3. In re James Eugene Turner, Sr. (C/A No. 24-00811-HB)
Synopsis:
Debtor proposed a Chapter 13 plan intending to delay payments to a mortgage creditor while pursuing loss mitigation. The creditor objected, arguing improper treatment of its claims. The Court denied confirmation.
Key Holdings:
- Plan did not provide for timely payments or adequate protection under § 1325(a).
- Debtor’s strategy to delay payment pending modification efforts was insufficient.
- The proposal failed both statutory and practical confirmation requirements.
Brief:
Confirmation was denied for Debtor Turner’s Chapter 13 plan due to improper treatment of secured claims. The plan proposed no immediate payments to the mortgage creditor and delayed action pending loan modification efforts. The Court held that the plan failed to meet the requirements of 11 U.S.C. § 1325(a)(5), particularly as it offered no adequate protection or current value distribution. Debtor’s reliance on future negotiations without concrete progress was deemed speculative and insufficient for confirmation.
4. In re Jeffery and Crystal Williams (C/A No. 24-03939-HB)
Synopsis:
Debtors sought to prevent eviction from a mobile home park, where they lease a lot but own the home. After prior bankruptcy dismissals and rental defaults, the debtors filed again and proposed curing the arrearage through a new plan. The creditor moved for relief from stay, which was denied.
Key Holdings:
- Debtors’ modified plan proposed curing arrearages within 24 months.
- Creditor refused post-petition payments and did not object to the plan.

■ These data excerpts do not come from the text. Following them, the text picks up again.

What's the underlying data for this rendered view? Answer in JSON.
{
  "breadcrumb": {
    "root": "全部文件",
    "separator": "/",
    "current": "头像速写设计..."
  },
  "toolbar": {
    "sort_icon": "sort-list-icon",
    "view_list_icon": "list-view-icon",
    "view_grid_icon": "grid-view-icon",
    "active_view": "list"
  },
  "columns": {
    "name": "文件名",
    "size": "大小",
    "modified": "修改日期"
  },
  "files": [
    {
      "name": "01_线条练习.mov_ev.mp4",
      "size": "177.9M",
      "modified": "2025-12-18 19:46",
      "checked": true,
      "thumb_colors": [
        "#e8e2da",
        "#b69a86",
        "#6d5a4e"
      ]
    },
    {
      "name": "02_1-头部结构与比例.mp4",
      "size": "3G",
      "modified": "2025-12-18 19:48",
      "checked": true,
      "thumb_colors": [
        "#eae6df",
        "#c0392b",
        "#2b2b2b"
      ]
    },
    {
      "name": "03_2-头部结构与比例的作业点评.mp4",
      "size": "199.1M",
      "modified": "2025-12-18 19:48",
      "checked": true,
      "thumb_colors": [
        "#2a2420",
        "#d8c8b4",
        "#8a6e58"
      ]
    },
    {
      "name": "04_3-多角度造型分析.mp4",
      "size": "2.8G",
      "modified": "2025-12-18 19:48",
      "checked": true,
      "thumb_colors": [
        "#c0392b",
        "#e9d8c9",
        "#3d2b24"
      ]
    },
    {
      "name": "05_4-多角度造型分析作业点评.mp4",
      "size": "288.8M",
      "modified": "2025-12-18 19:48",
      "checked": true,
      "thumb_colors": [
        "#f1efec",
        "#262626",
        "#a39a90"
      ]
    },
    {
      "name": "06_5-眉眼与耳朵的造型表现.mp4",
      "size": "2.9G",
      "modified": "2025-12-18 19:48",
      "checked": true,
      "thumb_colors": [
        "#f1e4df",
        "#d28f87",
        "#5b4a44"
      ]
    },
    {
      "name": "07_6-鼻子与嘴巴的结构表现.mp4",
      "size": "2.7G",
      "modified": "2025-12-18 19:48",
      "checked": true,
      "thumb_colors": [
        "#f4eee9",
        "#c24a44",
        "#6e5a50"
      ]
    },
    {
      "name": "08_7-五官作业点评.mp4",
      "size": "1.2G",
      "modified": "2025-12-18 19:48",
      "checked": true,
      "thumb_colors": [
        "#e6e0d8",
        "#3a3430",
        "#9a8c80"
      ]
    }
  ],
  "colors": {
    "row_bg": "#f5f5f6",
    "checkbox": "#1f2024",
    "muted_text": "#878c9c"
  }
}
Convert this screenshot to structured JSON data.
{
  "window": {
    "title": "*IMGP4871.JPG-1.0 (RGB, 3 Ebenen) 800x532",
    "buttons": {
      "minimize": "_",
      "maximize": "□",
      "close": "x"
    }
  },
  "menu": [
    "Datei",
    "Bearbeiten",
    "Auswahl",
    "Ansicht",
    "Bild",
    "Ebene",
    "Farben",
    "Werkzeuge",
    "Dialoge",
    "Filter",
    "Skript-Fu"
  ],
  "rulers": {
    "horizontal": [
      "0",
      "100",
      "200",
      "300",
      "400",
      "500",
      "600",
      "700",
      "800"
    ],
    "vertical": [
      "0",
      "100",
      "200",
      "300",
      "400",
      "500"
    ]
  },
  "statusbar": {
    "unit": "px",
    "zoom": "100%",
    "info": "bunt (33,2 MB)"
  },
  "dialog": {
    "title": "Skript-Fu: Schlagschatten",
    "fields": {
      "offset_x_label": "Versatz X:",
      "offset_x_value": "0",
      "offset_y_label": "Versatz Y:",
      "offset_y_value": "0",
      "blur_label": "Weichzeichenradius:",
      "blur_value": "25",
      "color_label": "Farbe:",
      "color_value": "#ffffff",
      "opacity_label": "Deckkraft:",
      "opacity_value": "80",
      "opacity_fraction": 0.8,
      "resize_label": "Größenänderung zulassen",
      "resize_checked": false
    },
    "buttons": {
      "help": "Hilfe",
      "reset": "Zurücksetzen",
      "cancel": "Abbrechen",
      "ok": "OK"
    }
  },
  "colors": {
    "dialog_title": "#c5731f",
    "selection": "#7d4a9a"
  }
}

- Court found cause for relief under § 362(d) was not sufficiently established.
Brief:
The Court denied Sun Communities’ motion for relief from stay, finding that the debtors’ proposed plan cured arrears within a reasonable time and provided adequate protection. The creditor’s refusal to accept post-petition payments and lack of a timely plan objection undercut its motion. The Court emphasized that eviction under these facts would not serve reorganization efforts and that the debtors showed financial capacity to perform under their proposed plan.